Washington, DC, June 8, 2011 – Friends of Cancer Research (Friends), with the generous support of Oracle Health Sciences, Avalere, and the National Pharmaceutical Council, held a forum entitled “Expanding Comparative Effectiveness and Patient Centered Outcomes Research in the United States: Opportunities in Oncology” at the Capitol Hill Hyatt.  The event brought together key members of government, industry, and advocacy to discuss current efforts and future projects relating to comparative effectiveness research (CER).  Ellen Sigal, Chair of Friends and Brett Davis, Oracle, made brief introductory statements emphasizing the role of the patient in CER, which was a common theme throughout the panel discussions.

Discussion with Federal Leaders on the Future of CER

Panel 1 consisted of a discussion with Dr. Francis Collins (Director, NIH), Dr. Janet Woodcock (Director, CDER, FDA) and Dr. Carolyn Clancy (Director, AHRQ) moderated by Ramsey Baghdadi of The RPM Report.  The panelists began by talking about CER and its expanding role at their agencies.  Dr. Collins and Dr. Clancy talked about how CER has been present in their agencies for many years, but the passing of the Patient Protection and Affordable Care Act formalized a relationship between AHRQ and the NIH that could allow CER to have a much greater impact. Looking to the patient perspective, Dr.

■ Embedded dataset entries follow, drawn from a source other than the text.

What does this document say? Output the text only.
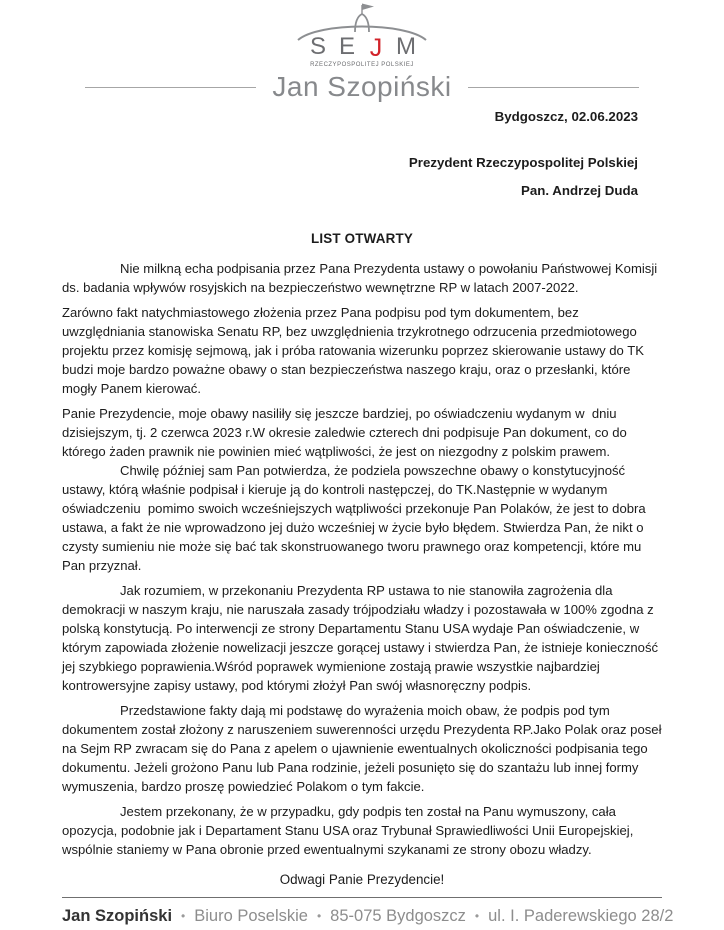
S E J M
RZECZYPOSPOLITEJ POLSKIEJ
Jan Szopiński
Bydgoszcz, 02.06.2023
Prezydent Rzeczypospolitej Polskiej
Pan. Andrzej Duda
LIST OTWARTY

Nie milkną echa podpisania przez Pana Prezydenta ustawy o powołaniu Państwowej Komisji ds. badania wpływów rosyjskich na bezpieczeństwo wewnętrzne RP w latach 2007-2022.

Zarówno fakt natychmiastowego złożenia przez Pana podpisu pod tym dokumentem, bez uwzględniania stanowiska Senatu RP, bez uwzględnienia trzykrotnego odrzucenia przedmiotowego projektu przez komisję sejmową, jak i próba ratowania wizerunku poprzez skierowanie ustawy do TK budzi moje bardzo poważne obawy o stan bezpieczeństwa naszego kraju, oraz o przesłanki, które mogły Panem kierować.

Panie Prezydencie, moje obawy nasiliły się jeszcze bardziej, po oświadczeniu wydanym w  dniu dzisiejszym, tj. 2 czerwca 2023 r.W okresie zaledwie czterech dni podpisuje Pan dokument, co do którego żaden prawnik nie powinien mieć wątpliwości, że jest on niezgodny z polskim prawem.

Chwilę później sam Pan potwierdza, że podziela powszechne obawy o konstytucyjność ustawy, którą właśnie podpisał i kieruje ją do kontroli następczej, do TK.Następnie w wydanym oświadczeniu  pomimo swoich wcześniejszych wątpliwości przekonuje Pan Polaków, że jest to dobra ustawa, a fakt że nie wprowadzono jej dużo wcześniej w życie było błędem. Stwierdza Pan, że nikt o czysty sumieniu nie może się bać tak skonstruowanego tworu prawnego oraz kompetencji, które mu Pan przyznał.

Jak rozumiem, w przekonaniu Prezydenta RP ustawa to nie stanowiła zagrożenia dla demokracji w naszym kraju, nie naruszała zasady trójpodziału władzy i pozostawała w 100% zgodna z polską konstytucją. Po interwencji ze strony Departamentu Stanu USA wydaje Pan oświadczenie, w którym zapowiada złożenie nowelizacji jeszcze gorącej ustawy i stwierdza Pan, że istnieje konieczność jej szybkiego poprawienia.Wśród poprawek wymienione zostają prawie wszystkie najbardziej kontrowersyjne zapisy ustawy, pod którymi złożył Pan swój własnoręczny podpis.

Przedstawione fakty dają mi podstawę do wyrażenia moich obaw, że podpis pod tym dokumentem został złożony z naruszeniem suwerenności urzędu Prezydenta RP.Jako Polak oraz poseł na Sejm RP zwracam się do Pana z apelem o ujawnienie ewentualnych okoliczności podpisania tego dokumentu. Jeżeli grożono Panu lub Pana rodzinie, jeżeli posunięto się do szantażu lub innej formy wymuszenia, bardzo proszę powiedzieć Polakom o tym fakcie.

Jestem przekonany, że w przypadku, gdy podpis ten został na Panu wymuszony, cała opozycja, podobnie jak i Departament Stanu USA oraz Trybunał Sprawiedliwości Unii Europejskiej, wspólnie staniemy w Pana obronie przed ewentualnymi szykanami ze strony obozu władzy.

Odwagi Panie Prezydencie!

Jan Szopiński • Biuro Poselskie • 85-075 Bydgoszcz • ul. I. Paderewskiego 28/2
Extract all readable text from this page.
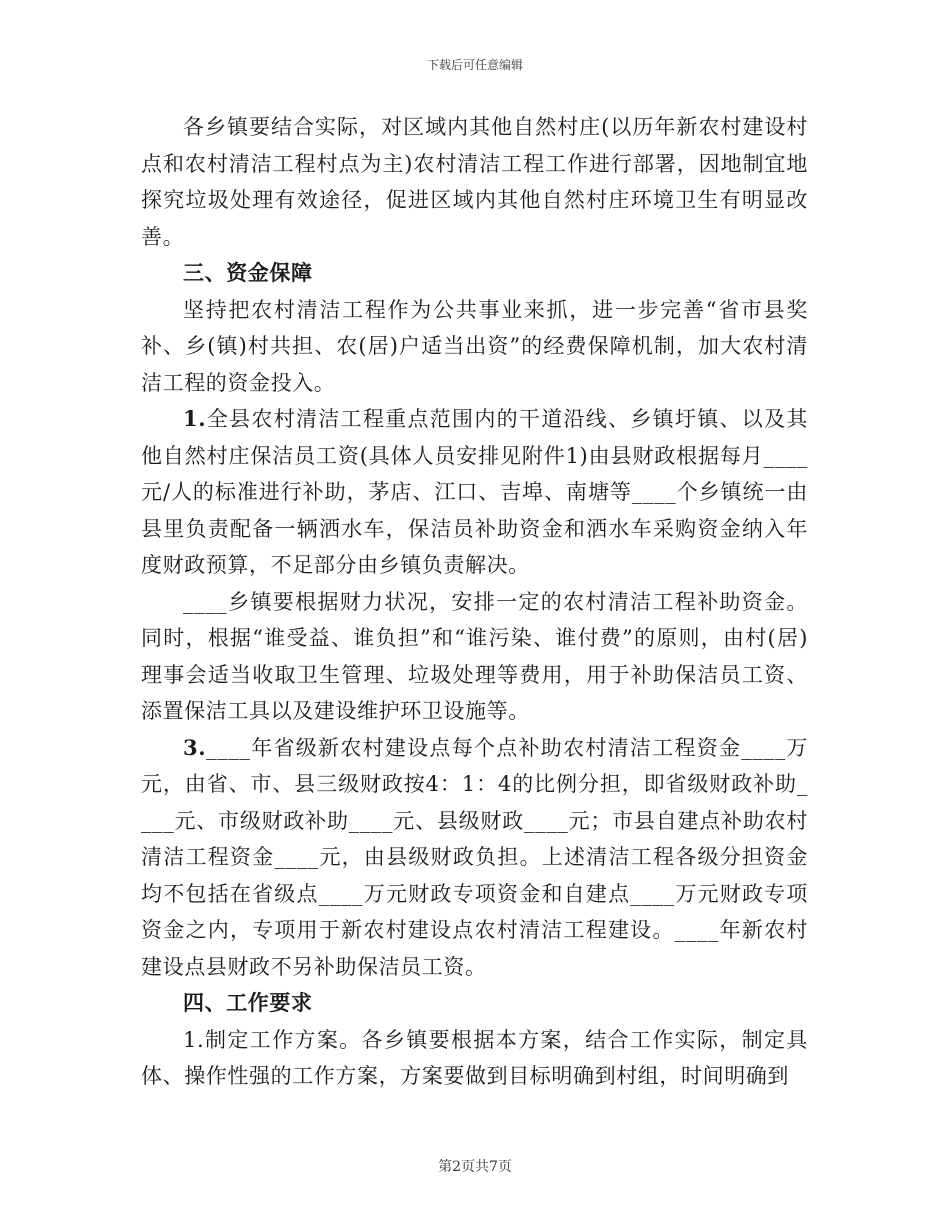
下载后可任意编辑

各乡镇要结合实际，对区域内其他自然村庄(以历年新农村建设村点和农村清洁工程村点为主)农村清洁工程工作进行部署，因地制宜地探究垃圾处理有效途径，促进区域内其他自然村庄环境卫生有明显改善。

三、资金保障

坚持把农村清洁工程作为公共事业来抓，进一步完善“省市县奖补、乡(镇)村共担、农(居)户适当出资”的经费保障机制，加大农村清洁工程的资金投入。

1.全县农村清洁工程重点范围内的干道沿线、乡镇圩镇、以及其他自然村庄保洁员工资(具体人员安排见附件1)由县财政根据每月____元/人的标准进行补助，茅店、江口、吉埠、南塘等____个乡镇统一由县里负责配备一辆洒水车，保洁员补助资金和洒水车采购资金纳入年度财政预算，不足部分由乡镇负责解决。

____乡镇要根据财力状况，安排一定的农村清洁工程补助资金。同时，根据“谁受益、谁负担”和“谁污染、谁付费”的原则，由村(居)理事会适当收取卫生管理、垃圾处理等费用，用于补助保洁员工资、添置保洁工具以及建设维护环卫设施等。

3.____年省级新农村建设点每个点补助农村清洁工程资金____万元，由省、市、县三级财政按4：1：4的比例分担，即省级财政补助____元、市级财政补助____元、县级财政____元；市县自建点补助农村清洁工程资金____元，由县级财政负担。上述清洁工程各级分担资金均不包括在省级点____万元财政专项资金和自建点____万元财政专项资金之内，专项用于新农村建设点农村清洁工程建设。____年新农村建设点县财政不另补助保洁员工资。

四、工作要求

1.制定工作方案。各乡镇要根据本方案，结合工作实际，制定具体、操作性强的工作方案，方案要做到目标明确到村组，时间明确到

第2页共7页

Woodcock described how CER cannot be too broad and must have a sophisticated approach to answer the questions every patient has: “is this going to work for me?”  All panelists agreed there is going to need to be significant coordination and cooperation between all stakeholders to see successful CER results.

The panelists also talked about the “Comparison of Age-related macular degeneration Treatment Trial” (CATT). Providing each agency’s reaction, the panelists showed encouragement for the findings and critiques, with Collins praising the study with Clancy feeling that an observational arm would have aided the study further.

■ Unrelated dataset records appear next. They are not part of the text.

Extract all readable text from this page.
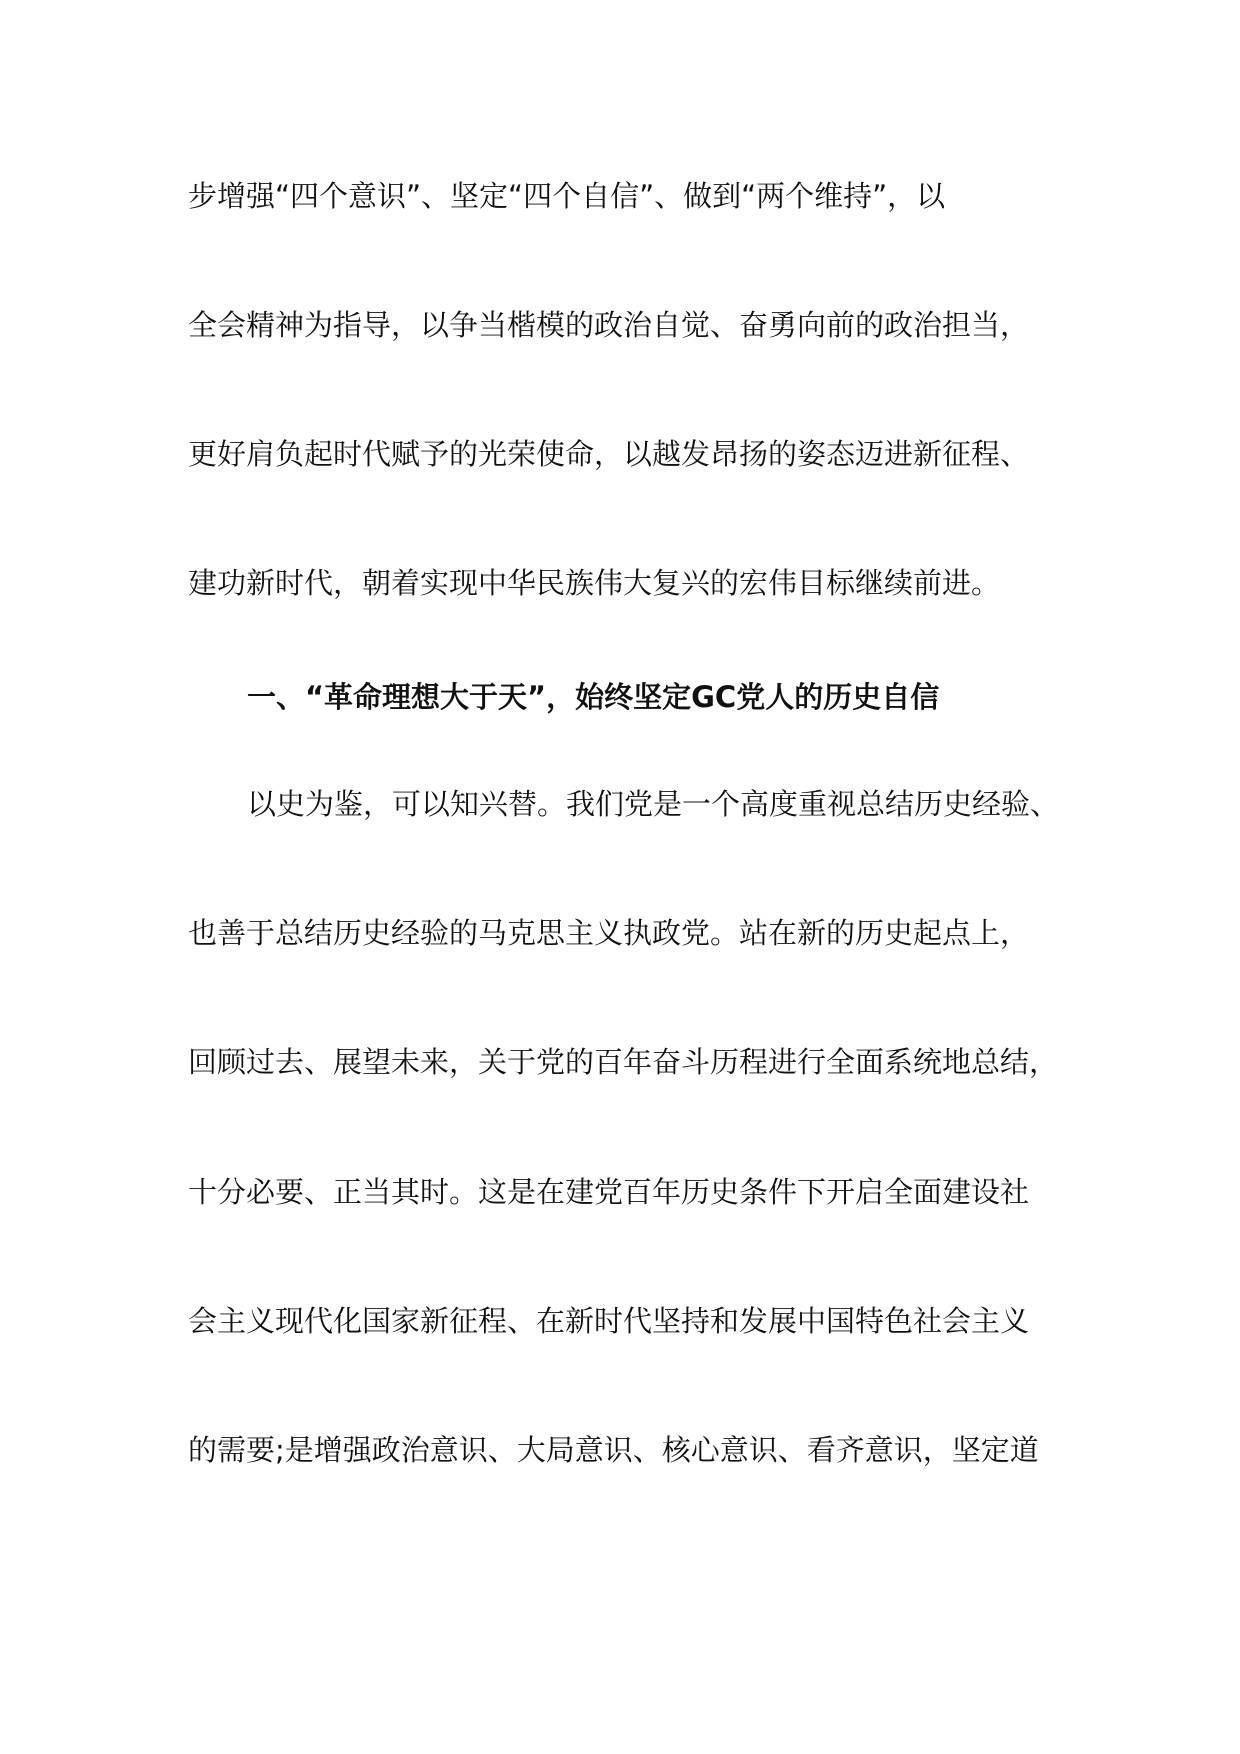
步增强“四个意识”、坚定“四个自信”、做到“两个维持”，以
全会精神为指导，以争当楷模的政治自觉、奋勇向前的政治担当，
更好肩负起时代赋予的光荣使命，以越发昂扬的姿态迈进新征程、
建功新时代，朝着实现中华民族伟大复兴的宏伟目标继续前进。
一、“革命理想大于天”，始终坚定GC党人的历史自信
以史为鉴，可以知兴替。我们党是一个高度重视总结历史经验、
也善于总结历史经验的马克思主义执政党。站在新的历史起点上，
回顾过去、展望未来，关于党的百年奋斗历程进行全面系统地总结，
十分必要、正当其时。这是在建党百年历史条件下开启全面建设社
会主义现代化国家新征程、在新时代坚持和发展中国特色社会主义
的需要;是增强政治意识、大局意识、核心意识、看齐意识，坚定道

Additionally, panelists discussed the Patient Centered Outcomes Research Institute (PCORI) and its role in disseminating CER information to the public.  Panelists agreed greater communication directly from the agencies through medical journal, social media, and other communication mediums will be beneficial to helping the public understand the nuance of research data and help better inform patients.

Audience members asked questions throughout the panel, including how FDA data can be used to aid CER and how to get more patient involvement in CER.

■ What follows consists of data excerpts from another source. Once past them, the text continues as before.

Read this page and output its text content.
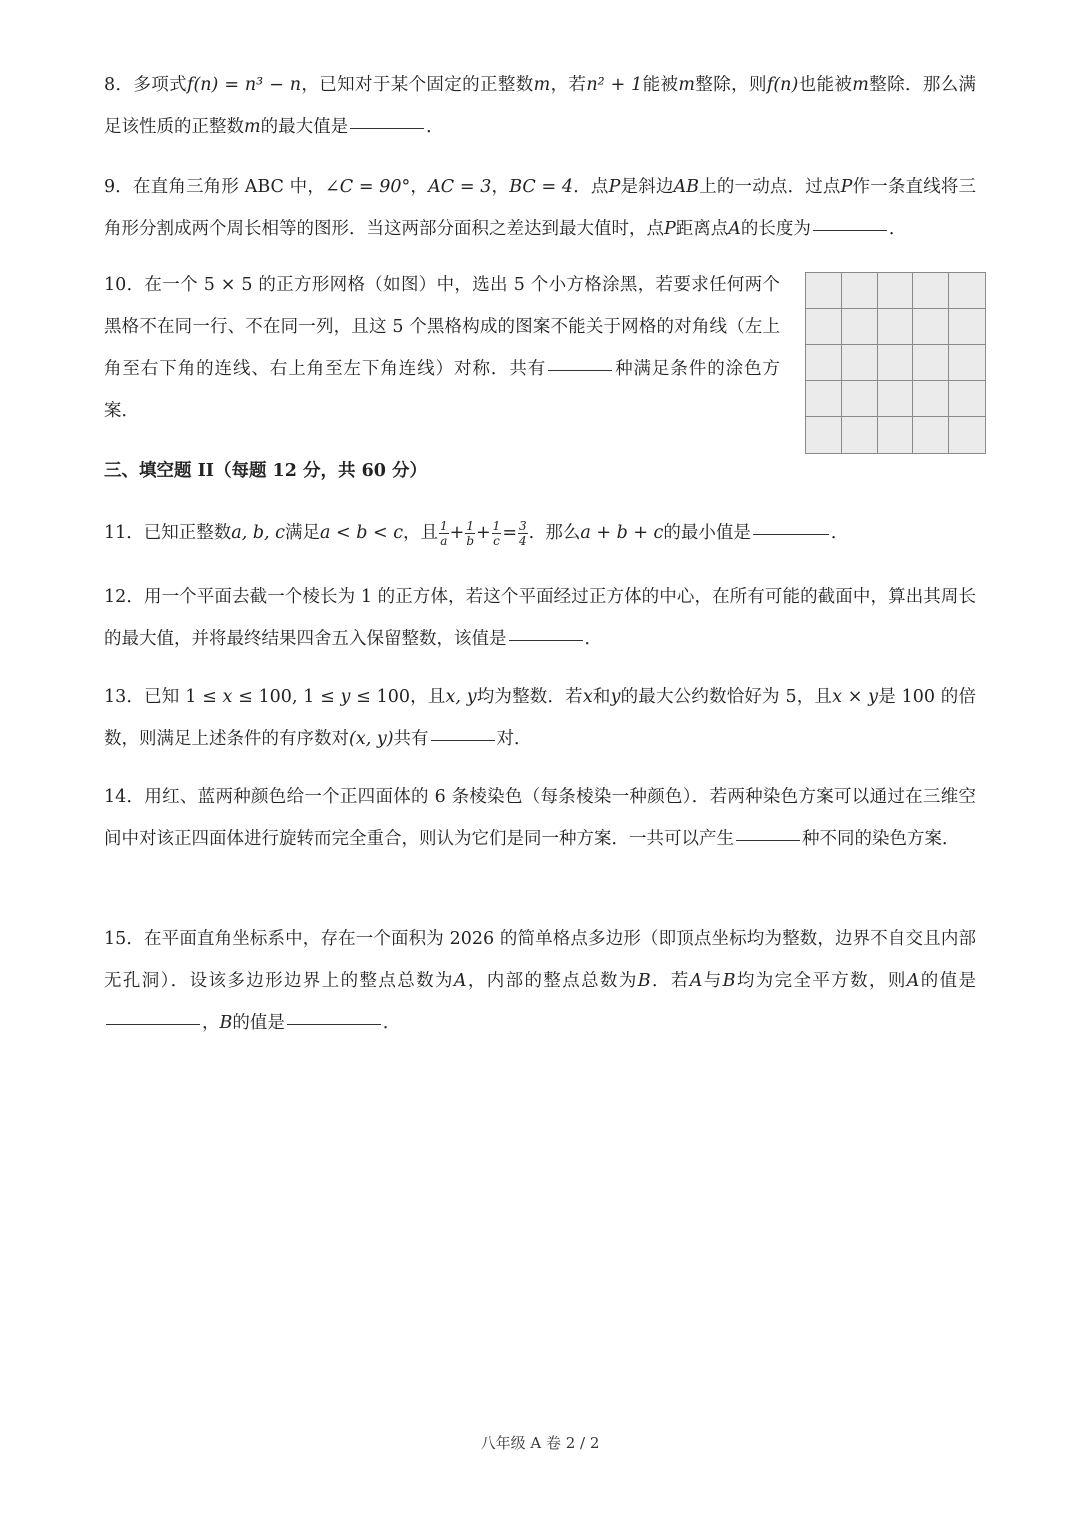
8．多项式f(n) = n³ − n，已知对于某个固定的正整数m，若n² + 1能被m整除，则f(n)也能被m整除．那么满足该性质的正整数m的最大值是	．

9．在直角三角形 ABC 中，∠C = 90°，AC = 3，BC = 4．点P是斜边AB上的一动点．过点P作一条直线将三角形分割成两个周长相等的图形．当这两部分面积之差达到最大值时，点P距离点A的长度为	．

10．在一个 5 × 5 的正方形网格（如图）中，选出 5 个小方格涂黑，若要求任何两个黑格不在同一行、不在同一列，且这 5 个黑格构成的图案不能关于网格的对角线（左上角至右下角的连线、右上角至左下角连线）对称．共有	种满足条件的涂色方案．

三、填空题 II（每题 12 分，共 60 分）

11．已知正整数a, b, c满足a < b < c，且 $\frac{1}{a} + \frac{1}{b} + \frac{1}{c} = \frac{3}{4}$ . 那么a + b + c的最小值是	．

12．用一个平面去截一个棱长为 1 的正方体，若这个平面经过正方体的中心，在所有可能的截面中，算出其周长的最大值，并将最终结果四舍五入保留整数，该值是	．

13．已知 1 ≤ x ≤ 100, 1 ≤ y ≤ 100，且x, y均为整数．若x和y的最大公约数恰好为 5，且x × y是 100 的倍数，则满足上述条件的有序数对(x, y)共有	对．

14．用红、蓝两种颜色给一个正四面体的 6 条棱染色（每条棱染一种颜色）．若两种染色方案可以通过在三维空间中对该正四面体进行旋转而完全重合，则认为它们是同一种方案．一共可以产生	种不同的染色方案．

15．在平面直角坐标系中，存在一个面积为 2026 的简单格点多边形（即顶点坐标均为整数，边界不自交且内部无孔洞）．设该多边形边界上的整点总数为A，内部的整点总数为B．若A与B均为完全平方数，则A的值是，B的值是	．

八年级 A 卷 2 / 2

Round-table Discussion with Oncology Leaders

Building off Panel 1, a main focus of Panel 2 was how to disseminate information to patients and doctors and the integration of research into the clinical setting.  Patients often feel as though they are labeled under one heading, and it can be difficult for doctors to convince patients they are not a patient in a clinical trial and that what works for some may not work for them.  Patient advocates on the panel discussed the need to engage patients and work with them “on their level” so they can fully understand information that is being disseminated.

Providers, on the other hand, are facing additional challenges with influxes of data and the need to integrate that information to the clinical environment.  Dr. Amy Abernethy, Director of the Duke Cancer Care Research Program, noted that studies that are released are new information for doctors as well and they are not always aware of the best way to communicate those results to the patient during a visit.  “It can be difficult when a patient has certain expectations and you don’t have an answer for that particular patient,” agreed Dr. Sandra Wong.

The panel then conducted an overview of some of the projects and goals submitted prior to the forum and distributed to all in attendance.  These include going after some projects that have yet to be addressed on a large scale, such as complex illnesses and the care of those with special needs; international clinical trial data collection; and developing guidelines for high quality care.  All panelists agreed there needs to be more research about how patients and clinicians make medical decisions and equal stakeholder investment.

Dr. Jeff Allen concluded the forum by highlighting the need for continued communication between government agencies, the medical community, industry, and advocacy organizations to maximize the benefit of CER.